Das große Warten – der Schwangerschaftsendspurt

Kolumne: Aus dem Leben einer jungen Mama

Schwangerschaftsendspurt
Schwangerschaftsendspurt - bald ist der Nachwuchs da!
[dropcap]I[/dropcap]ch wache auf, ohne überhaupt richtig geschlafen zu haben. Während der fünf nächtlichen Toilettengänge achtete ich peinlichst genau auf das Treiben in meinem kugeligen Bauch. Fehlanzeige – alles ruhig. Na klar, sonst feiert unser Würmchen jede Nacht eine wilde Party in Mamas Bauch und bringt mich um meinen dringend benötigten Schönheitsschlaf, doch ausgerechnet jetzt ist alles ruhig.Offenbar habe ich doch etwas gedöst, denn ich liege mit dem Gesicht zur Bettmitte, obwohl ich mich andersherum ins Bett gelegt habe. Mich überkommt bei dem Gedanken mich drehen zu müssen ein Schauder. Das bedeutet, ich muss mich zur anderen Seite rollen oder besser gesagt wuchten.

Mit einem Kampfgewicht, das mittlerweile 13 Kilo über meiner persönlichen Wohlfühlgrenze liegt und einer Symphysenlockerung, die höllische Schmerzen verursacht, ist das leichter gesagt als getan. Die Zähne fest aufeinander gepresst hole ich Schwung und drehe mich über den Rücken auf die andere Seite.

Schnell wische ich das Tränchen weg (fiese Symphysenlockerung) und versuche so elegant wie möglich aus dem Bett zu gleiten. Wie gesagt, so elegant wie möglich, so viel plumpsen wie nötig. Es ist Freitag. Heute ist der errechnete Geburtstermin.

Ein ganz normaler Morgen

Im für Schwangere typischen Watschelgang steuere ich als Erstes das Bad an. Ich schwöre, meine Blase hat nur noch das Fassungsvermögen eines Flaschendeckels.
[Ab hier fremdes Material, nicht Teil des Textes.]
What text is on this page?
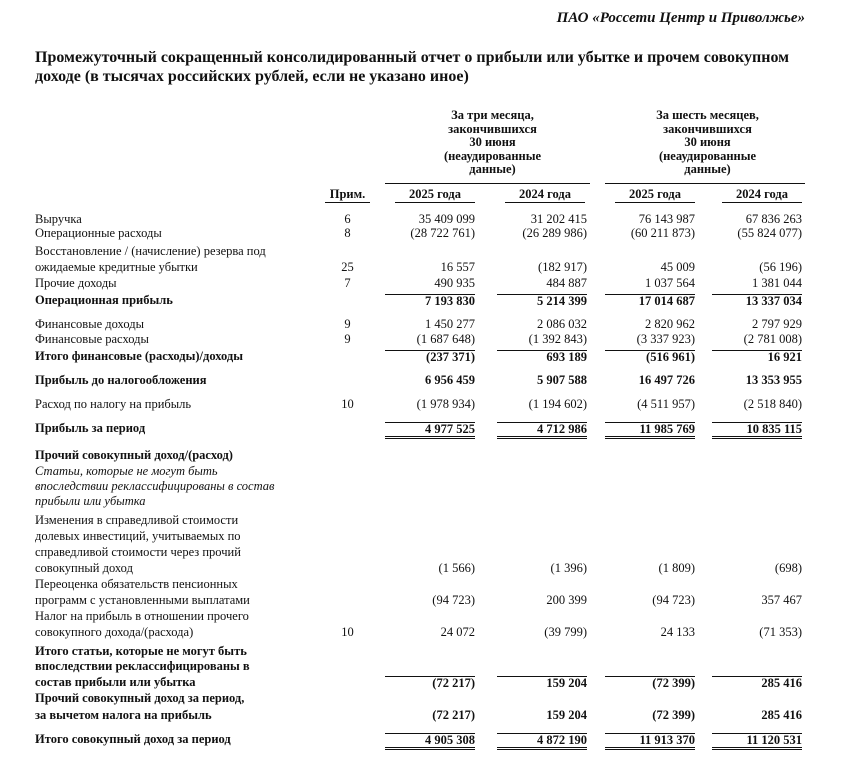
ПАО «Россети Центр и Приволжье»
Промежуточный сокращенный консолидированный отчет о прибыли или убытке и прочем совокупном доходе (в тысячах российских рублей, если не указано иное)
За три месяца,
закончившихся
30 июня
(неаудированные
данные)
За шесть месяцев,
закончившихся
30 июня
(неаудированные
данные)
Прим.	2025 года	2024 года	2025 года	2024 года
Выручка	6	35 409 099	31 202 415	76 143 987	67 836 263
Операционные расходы	8	(28 722 761)	(26 289 986)	(60 211 873)	(55 824 077)
Восстановление / (начисление) резерва под
ожидаемые кредитные убытки	25	16 557	(182 917)	45 009	(56 196)
Прочие доходы	7	490 935	484 887	1 037 564	1 381 044
Операционная прибыль	7 193 830	5 214 399	17 014 687	13 337 034
Финансовые доходы	9	1 450 277	2 086 032	2 820 962	2 797 929
Финансовые расходы	9	(1 687 648)	(1 392 843)	(3 337 923)	(2 781 008)
Итого финансовые (расходы)/доходы	(237 371)	693 189	(516 961)	16 921
Прибыль до налогообложения	6 956 459	5 907 588	16 497 726	13 353 955
Расход по налогу на прибыль	10	(1 978 934)	(1 194 602)	(4 511 957)	(2 518 840)
Прибыль за период	4 977 525	4 712 986	11 985 769	10 835 115
Прочий совокупный доход/(расход)
Статьи, которые не могут быть
впоследствии реклассифицированы в состав
прибыли или убытка
Изменения в справедливой стоимости
долевых инвестиций, учитываемых по
справедливой стоимости через прочий
совокупный доход	(1 566)	(1 396)	(1 809)	(698)
Переоценка обязательств пенсионных
программ с установленными выплатами	(94 723)	200 399	(94 723)	357 467
Налог на прибыль в отношении прочего
совокупного дохода/(расхода)	10	24 072	(39 799)	24 133	(71 353)
Итого статьи, которые не могут быть
впоследствии реклассифицированы в
состав прибыли или убытка	(72 217)	159 204	(72 399)	285 416
Прочий совокупный доход за период,
за вычетом налога на прибыль	(72 217)	159 204	(72 399)	285 416
Итого совокупный доход за период	4 905 308	4 872 190	11 913 370	11 120 531
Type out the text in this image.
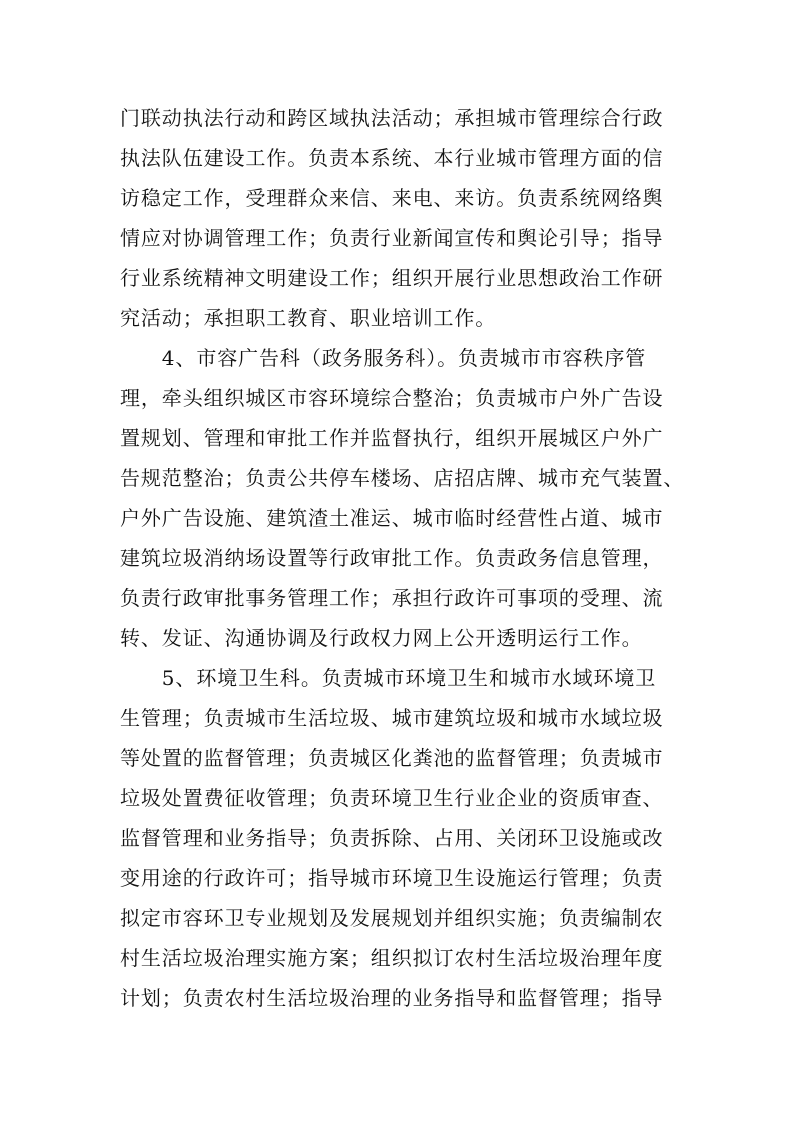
门联动执法行动和跨区域执法活动；承担城市管理综合行政
执法队伍建设工作。负责本系统、本行业城市管理方面的信
访稳定工作，受理群众来信、来电、来访。负责系统网络舆
情应对协调管理工作；负责行业新闻宣传和舆论引导；指导
行业系统精神文明建设工作；组织开展行业思想政治工作研
究活动；承担职工教育、职业培训工作。
　　4、市容广告科（政务服务科）。负责城市市容秩序管
理，牵头组织城区市容环境综合整治；负责城市户外广告设
置规划、管理和审批工作并监督执行，组织开展城区户外广
告规范整治；负责公共停车楼场、店招店牌、城市充气装置、
户外广告设施、建筑渣土准运、城市临时经营性占道、城市
建筑垃圾消纳场设置等行政审批工作。负责政务信息管理，
负责行政审批事务管理工作；承担行政许可事项的受理、流
转、发证、沟通协调及行政权力网上公开透明运行工作。
　　5、环境卫生科。负责城市环境卫生和城市水域环境卫
生管理；负责城市生活垃圾、城市建筑垃圾和城市水域垃圾
等处置的监督管理；负责城区化粪池的监督管理；负责城市
垃圾处置费征收管理；负责环境卫生行业企业的资质审查、
监督管理和业务指导；负责拆除、占用、关闭环卫设施或改
变用途的行政许可；指导城市环境卫生设施运行管理；负责
拟定市容环卫专业规划及发展规划并组织实施；负责编制农
村生活垃圾治理实施方案；组织拟订农村生活垃圾治理年度
计划；负责农村生活垃圾治理的业务指导和监督管理；指导
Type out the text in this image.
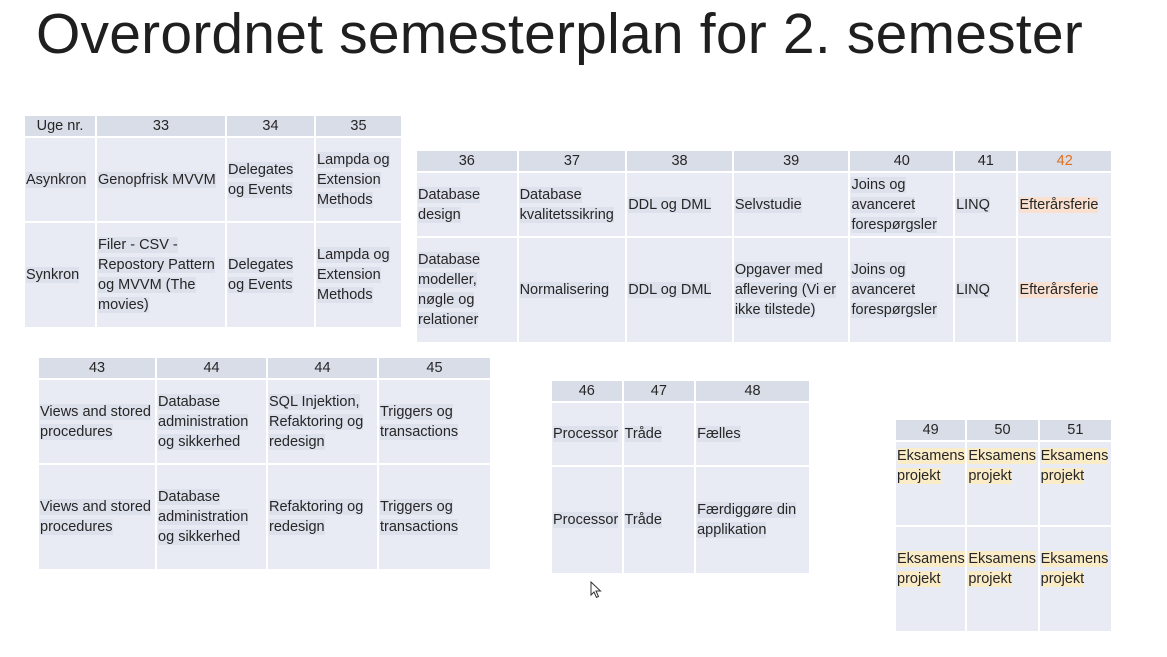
Overordnet semesterplan for 2. semester
Uge nr.	33	34	35
Asynkron	Genopfrisk MVVM	Delegates og Events	Lampda og Extension Methods
Synkron	Filer - CSV - Repostory Pattern og MVVM (The movies)	Delegates og Events	Lampda og Extension Methods
36	37	38	39	40	41	42
Database design	Database kvalitetssikring	DDL og DML	Selvstudie	Joins og avanceret forespørgsler	LINQ	Efterårsferie
Database modeller, nøgle og relationer	Normalisering	DDL og DML	Opgaver med aflevering (Vi er ikke tilstede)	Joins og avanceret forespørgsler	LINQ	Efterårsferie
43	44	44	45
Views and stored procedures	Database administration og sikkerhed	SQL Injektion, Refaktoring og redesign	Triggers og transactions
Views and stored procedures	Database administration og sikkerhed	Refaktoring og redesign	Triggers og transactions
46	47	48
Processor	Tråde	Fælles
Processor	Tråde	Færdiggøre din applikation
49	50	51
Eksamens projekt	Eksamens projekt	Eksamens projekt
Eksamens projekt	Eksamens projekt	Eksamens projekt
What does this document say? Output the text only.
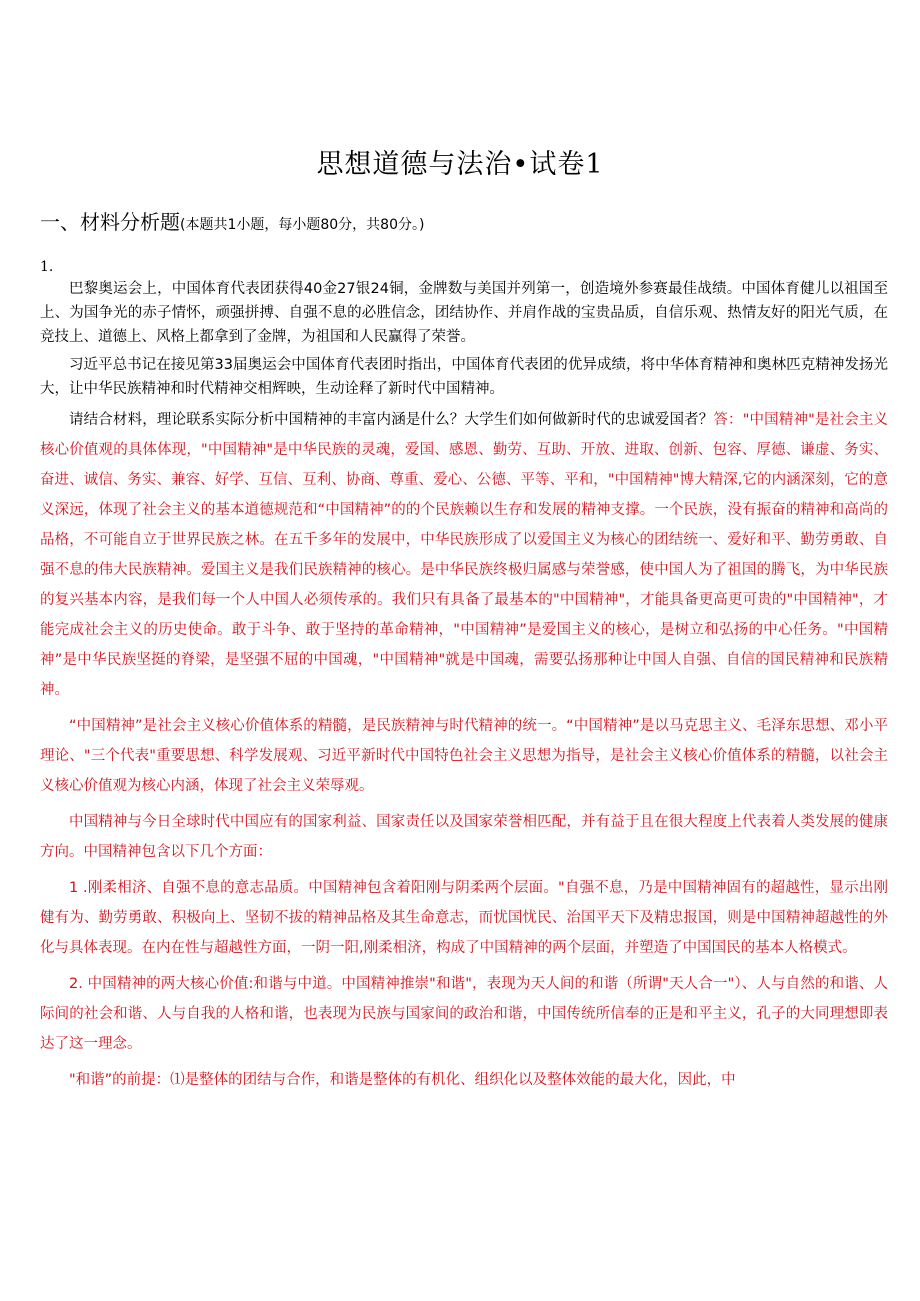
思想道德与法治•试卷1
一、材料分析题(本题共1小题，每小题80分，共80分。)
1.

巴黎奥运会上，中国体育代表团获得40金27银24铜，金牌数与美国并列第一，创造境外参赛最佳战绩。中国体育健儿以祖国至上、为国争光的赤子情怀，顽强拼搏、自强不息的必胜信念，团结协作、并肩作战的宝贵品质，自信乐观、热情友好的阳光气质，在竞技上、道德上、风格上都拿到了金牌，为祖国和人民赢得了荣誉。

习近平总书记在接见第33届奥运会中国体育代表团时指出，中国体育代表团的优异成绩，将中华体育精神和奥林匹克精神发扬光大，让中华民族精神和时代精神交相辉映，生动诠释了新时代中国精神。

请结合材料，理论联系实际分析中国精神的丰富内涵是什么？大学生们如何做新时代的忠诚爱国者？答："中国精神"是社会主义核心价值观的具体体现，"中国精神"是中华民族的灵魂，爱国、感恩、勤劳、互助、开放、进取、创新、包容、厚德、谦虚、务实、奋进、诚信、务实、兼容、好学、互信、互利、协商、尊重、爱心、公德、平等、平和，"中国精神"博大精深,它的内涵深刻，它的意义深远，体现了社会主义的基本道德规范和“中国精神”的的个民族赖以生存和发展的精神支撑。一个民族，没有振奋的精神和高尚的品格，不可能自立于世界民族之林。在五千多年的发展中，中华民族形成了以爱国主义为核心的团结统一、爱好和平、勤劳勇敢、自强不息的伟大民族精神。爱国主义是我们民族精神的核心。是中华民族终极归属感与荣誉感，使中国人为了祖国的腾飞，为中华民族的复兴基本内容，是我们每一个人中国人必须传承的。我们只有具备了最基本的"中国精神"，才能具备更高更可贵的"中国精神"，才能完成社会主义的历史使命。敢于斗争、敢于坚持的革命精神，"中国精神”是爱国主义的核心，是树立和弘扬的中心任务。"中国精神”是中华民族坚挺的脊梁，是坚强不屈的中国魂，"中国精神"就是中国魂，需要弘扬那种让中国人自强、自信的国民精神和民族精神。

“中国精神”是社会主义核心价值体系的精髓，是民族精神与时代精神的统一。“中国精神”是以马克思主义、毛泽东思想、邓小平理论、"三个代表"重要思想、科学发展观、习近平新时代中国特色社会主义思想为指导，是社会主义核心价值体系的精髓，以社会主义核心价值观为核心内涵，体现了社会主义荣辱观。

中国精神与今日全球时代中国应有的国家利益、国家责任以及国家荣誉相匹配，并有益于且在很大程度上代表着人类发展的健康方向。中国精神包含以下几个方面：

1 .刚柔相济、自强不息的意志品质。中国精神包含着阳刚与阴柔两个层面。"自强不息，乃是中国精神固有的超越性，显示出刚健有为、勤劳勇敢、积极向上、坚韧不拔的精神品格及其生命意志，而忧国忧民、治国平天下及精忠报国，则是中国精神超越性的外化与具体表现。在内在性与超越性方面，一阴一阳,刚柔相济，构成了中国精神的两个层面，并塑造了中国国民的基本人格模式。

2. 中国精神的两大核心价值:和谐与中道。中国精神推崇"和谐"，表现为天人间的和谐（所谓"天人合一"）、人与自然的和谐、人际间的社会和谐、人与自我的人格和谐，也表现为民族与国家间的政治和谐，中国传统所信奉的正是和平主义，孔子的大同理想即表达了这一理念。

"和谐”的前提：⑴是整体的团结与合作，和谐是整体的有机化、组织化以及整体效能的最大化，因此，中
Dann geht es in die Küche, wo der sehr bald werdende Papa mir Kaffee kocht. Wie das duftet! Gut, es ist koffeinfreier und das macht er auch nur, um mich ein wenig von meinem ausgeprägten Kaffeefrust abzulenken. Es gibt Frühstück. Ein ganz normaler Morgen, ein ganz gewöhnlicher Start in den Tag. Mit nur einem kleinen Unterschied: Am Ende des Tages werden wir unser Würmchen im Arm halten. Obwohl es zum Greifen nah ist, kann ich es nicht fassen. Ich freue mich darauf, meinen Körper wieder für mich allein zu haben und doch kann ich mir die anstehende Geburt (glücklicherweise) noch nicht annähernd vorstellen.

Ein unspektakulärer Tag

Der übrige Tag verläuft ruhig. Das Spektakulärste an diesem Tag ist die Suche nach dem runtergefallenen Gemüse beim Kochen, die ich aufgrund meines bald zu platzen drohenden Bauches nur aus der Ferne beaufsichtigen kann. Ich würde gerne eine Runde spazieren gehen, doch meine Wasserfüße passen nicht mal mehr ansatzweise in meine geliebten Schuhe. Den ganzen Tag passiert überhaupt nix. Würmchen gibt keine Reaktion von sich. Offensichtlich hat ihr noch keiner gesagt, dass sie heute Mamas Bauch verlassen darf. Am Abend messe ich aus Frust, Enttäuschung und einem Hauch Masochismus meinen Bauchumfang. 108 Zentimeter und das bei 1,59 m! Eine Minute nach Mitternacht gehe ich ins Bett – immer noch schwanger.